There was a lot of discussion around what to name the estate. Macy remembered the last conversation well.

“How did you come up with Pirate’s Cove?” Juliette asked Robert.

“Well, it reminds me of a similar jetty in Rye, New Hampshire. Just around the corner was a restaurant called Pirate’s Cove. Great baked scallop pie. Plus, you’ve heard the locals say there’s treasure buried somewhere around the peninsula.” Robert winked at her.

Juliette smirked and rolled her eyes. She knew he had more than a just a passive interest in the pirate stories that his family told again and again.

“I must admit though, I will miss our camping days,” she said.

Macy would miss those days, too. Sleeping 20 feet from the water, listening to the ebb and flow of the little waves licking the shoreline and the water birds announcing their catch in the night shallows.

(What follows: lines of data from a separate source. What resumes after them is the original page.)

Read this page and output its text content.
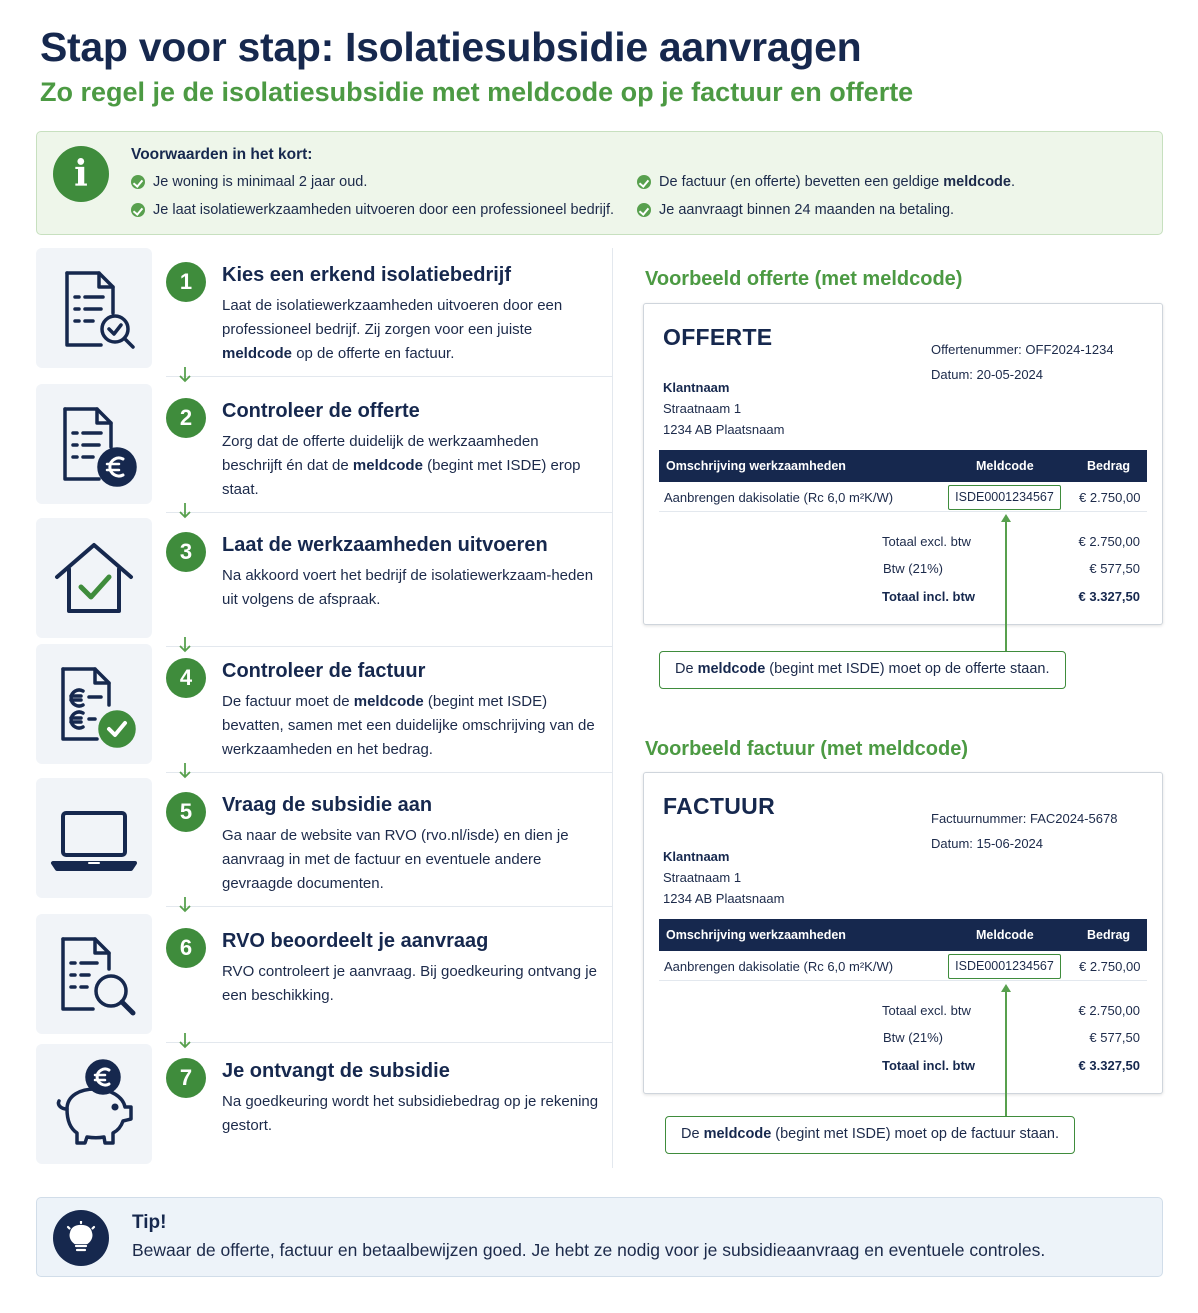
Stap voor stap: Isolatiesubsidie aanvragen
Zo regel je de isolatiesubsidie met meldcode op je factuur en offerte
i	Voorwaarden in het kort:
Je woning is minimaal 2 jaar oud.
Je laat isolatiewerkzaamheden uitvoeren door een professioneel bedrijf.
De factuur (en offerte) bevetten een geldige meldcode.
Je aanvraagt binnen 24 maanden na betaling.
1	Kies een erkend isolatiebedrijf
Laat de isolatiewerkzaamheden uitvoeren door een professioneel bedrijf. Zij zorgen voor een juiste meldcode op de offerte en factuur.
2	Controleer de offerte
Zorg dat de offerte duidelijk de werkzaamheden beschrijft én dat de meldcode (begint met ISDE) erop staat.
3	Laat de werkzaamheden uitvoeren
Na akkoord voert het bedrijf de isolatiewerkzaam-heden uit volgens de afspraak.
4	Controleer de factuur
De factuur moet de meldcode (begint met ISDE) bevatten, samen met een duidelijke omschrijving van de werkzaamheden en het bedrag.
5	Vraag de subsidie aan
Ga naar de website van RVO (rvo.nl/isde) en dien je aanvraag in met de factuur en eventuele andere gevraagde documenten.
6	RVO beoordeelt je aanvraag
RVO controleert je aanvraag. Bij goedkeuring ontvang je een beschikking.
7	Je ontvangt de subsidie
Na goedkeuring wordt het subsidiebedrag op je rekening gestort.
Voorbeeld offerte (met meldcode)
OFFERTE	Offertenummer: OFF2024-1234
Datum: 20-05-2024
Klantnaam
Straatnaam 1
1234 AB Plaatsnaam
Omschrijving werkzaamheden	Meldcode	Bedrag
Aanbrengen dakisolatie (Rc 6,0 m²K/W)	ISDE0001234567	€ 2.750,00
Totaal excl. btw	€ 2.750,00
Btw (21%)	€ 577,50
Totaal incl. btw	€ 3.327,50
De meldcode (begint met ISDE) moet op de offerte staan.
Voorbeeld factuur (met meldcode)
FACTUUR	Factuurnummer: FAC2024-5678
Datum: 15-06-2024
Klantnaam
Straatnaam 1
1234 AB Plaatsnaam
Omschrijving werkzaamheden	Meldcode	Bedrag
Aanbrengen dakisolatie (Rc 6,0 m²K/W)	ISDE0001234567	€ 2.750,00
Totaal excl. btw	€ 2.750,00
Btw (21%)	€ 577,50
Totaal incl. btw	€ 3.327,50
De meldcode (begint met ISDE) moet op de factuur staan.
Tip!
Bewaar de offerte, factuur en betaalbewijzen goed. Je hebt ze nodig voor je subsidieaanvraag en eventuele controles.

With the insurance money and the remainder of her parents’ assets she no longer needed to work. But she felt useless and idle with too much time on her hands. Now, the house was nothing more than a skeleton of rebar and concrete that stood on the peninsula like a sentry, waiting for the return of the wayfarers that would never make it home. Macy decided to take a year off and resume construction on it. Somehow, she would make Pirate’s Cove her home.

She roamed the around the lonely structure, hearing voices and whispers at every turn. She watched the sunset from the second floor of the skeleton house. The September sun dipped below the lowest cloud and painted a burnished orange arc just above the horizon. It reminded her of a child taking a swipe across a page using a fistful of orange and red crayons. The sun settled into its cozy night-nest and Macy turned to her own bed—an air mattress and sleeping bag on the floor. The roof was in place on the house but the vast open spaces allowed the breeze to dance around the rooms before exiting to the ocean side. She wept a little thinking of her parents, but being in the open air near the water made her feel closer to them.

Macy settled into her sleeping bag and grabbed a bottled water from her cooler. The only other items in the second floor bedroom were a telescope she had brought from her apartment in New York, some clothing, a battery-operated lantern, and a book about the stars. She didn’t even bring anything to protect herself from unsavory characters. Sure, the Keys were full of unsavory characters, but dangerous ones were few and far between. Plus, she’d lived in New York City for the last dozen years, and Macy thought that about said it all.

Watching the stars had been her passion since she was in junior high. She thought about studying astronomy at NYU but opted for something that might afford her a better living—Finance. After a 10-year stint on Wall Street as a stockbroker, Macy was now hundreds of miles, and what felt like hundreds of years away from that life. She didn’t miss it at all.